Wahrscheinlich blättern nur noch die wenigsten von uns in Fotoalben. Manchmal hole ich ein Album heraus und schwelge in Erinnerung. Das geht aber auch mit dem Smartphone. Eben digital. Bilder rufen Erinnerungen wach. Es kann passieren, dass ich dabei die Zeit vergesse. Beim Scrollen durch die Bilder tauche ich regelrecht in eine frühere Zeit ein, Urlaub, Familienfeier, besondere Erlebnisse. Die Erinnerung ist etwas Großartiges: Sie überwindet die Grenzen der Zeit. Solche Erinnerung gibt mir oft Kraft und Schwung für den Alltag.
Da gibt es aber auch die andere Seite der Erinnerung: schwierige Erlebnisse, traumatische Erfahrungen, tiefe Enttäuschungen oder Verletzungen. Solche Erinnerungen lassen mich nicht los, sondern halten mich regelrecht gefangen. Es gibt Menschen mit traumatischen Erfahrungen, die ein Leben lang damit ringen, sich aus dem Gefängnis bestimmter Erinnerungen an die Vergangenheit zu befreien.
Zur Erinnerung gehört noch mehr: Es kann notwendig, ja überlebensnotwendig sein, sich gerade der erlittenen Wunden, des Unrechts, des Schreckens in der Vergangenheit zu erinnern. Dann wird Erinnerung zum mahnenden Gedenken: Vergesst nicht! Erinnert euch, um das Böse und die gleichen Fehler in Gegenwart oder Zukunft nicht zu wiederholen.
Für den Schriftsteller Elie Wiesel – ein Überlebender des Holocaust – ist Erinnerung ein zentrales Thema in seinen Romanen: Er schreibt gegen das Vergessen des unsagbar Schrecklichen. Nie wieder! Aber er erinnert nicht nur an diese Wunden der Menschlichkeit. In seinem Roman "Gezeiten des Schweigens" zum Beispiel überlebt der Protagonist Michael die Folter und verliert deshalb nicht seinen Verstand, weil er sich an seinen Freund Pedro und das gemeinsam Erlebte erinnert. Elie Wiesel weiß, was ihm Kraft gegeben hat, die Hölle des Holocaust zu überleben: Die Erinnerung an Menschen, die er geliebt und die ihn geliebt haben – das erhält ihn am Leben.

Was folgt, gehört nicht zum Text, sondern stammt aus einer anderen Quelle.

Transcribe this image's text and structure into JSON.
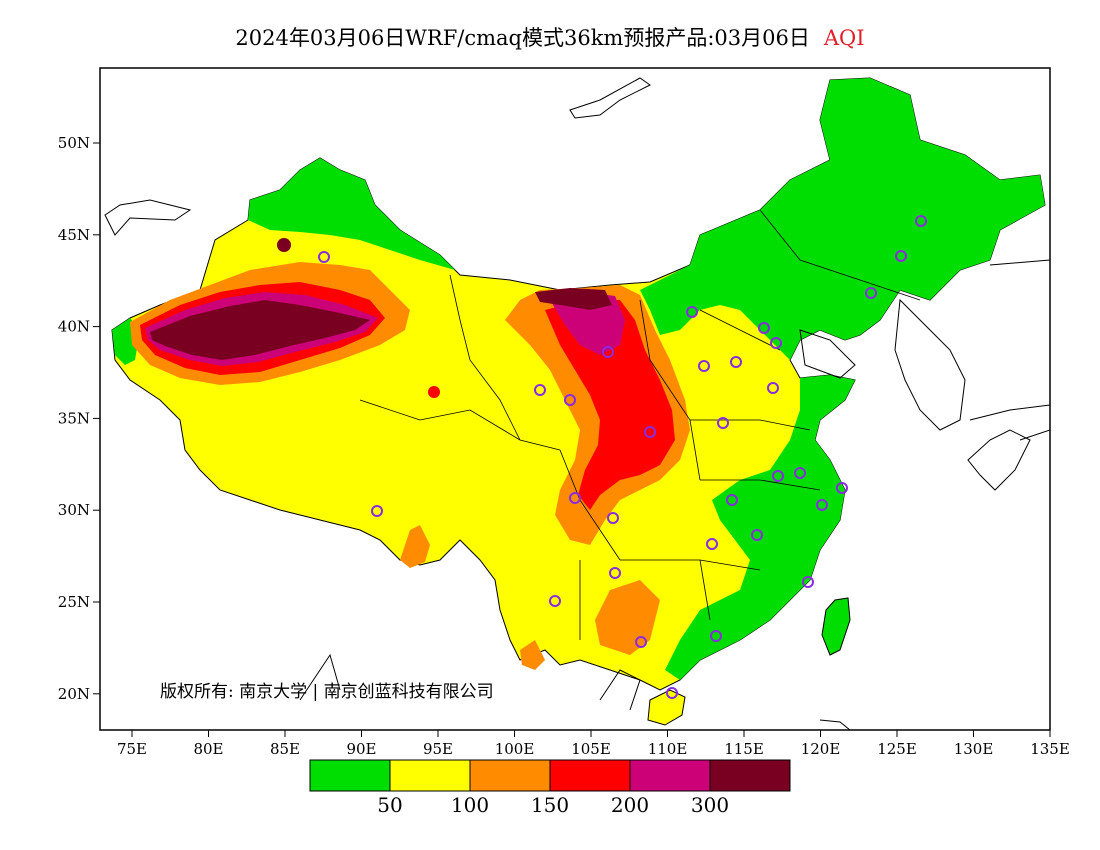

Das ist gute biblische Tradition: Das Volk Israel erinnert sich an die rettenden Taten Gottes in der Geschichte: an die Befreiung aus der Sklavenschaft in Ägypten. Daran, wie Gott sein Volk auf dem harten Weg durch die Wüste nicht im Stich gelassen hat. Manchmal wird diese Erinnerung – zum Beispiel in den Psalmen – geradezu hymnisch. Da heißt es: "Von den Taten deiner Huld, Herr, will ich ewig singen, / bis zum fernsten Geschlecht laut deine Treue verkünden." (Psalm 89,2)
Aus dieser Erinnerung hat das Volk Israel seine Kraft geschöpft: Gott hat nicht nur in der Vergangenheit gehandelt. Er lässt auch jetzt nicht im Stich. Er rettet auch jetzt. Hoffnungskraft des Glaubens.
Jesus bittet seine Jünger beim letzten Abendmahl: "Tut dies zu meinem Gedächtnis!" (Lukas 22,19) Wenn Christen Gottesdienst feiern, denken Sie nicht nur sehnsüchtig zurück, sondern die dankbare Erinnerung wird zur Brücke in die Gegenwart, aus der man Kraft für die Zukunft schöpft.
Ich habe ein kleines Abendritual. Ich nehme mir wenige Augenblicke Zeit, um mich ganz bewusst an Momente des zu Ende gehenden Tages zu erinnern. Dabei frage ich mich: Wofür habe ich Grund, Gott zu danken? So sammelt sich ein innerer Schatz an Erinnerung. Davon zehre ich, gerade auch in Augenblicken der Mutlosigkeit oder Enttäuschung und des Frustes. Damit schaffe ich mit selbst wieder Spielraum für den nächsten Schritt.
"Wer sich des Guten nicht erinnert, hofft nicht." Das schreibt Johann Wolfgang Goethe, als er die Menschen bei einer Wallfahrt beobachtet. Aus der Erinnerung an das Gute kann Hoffnung wachsen!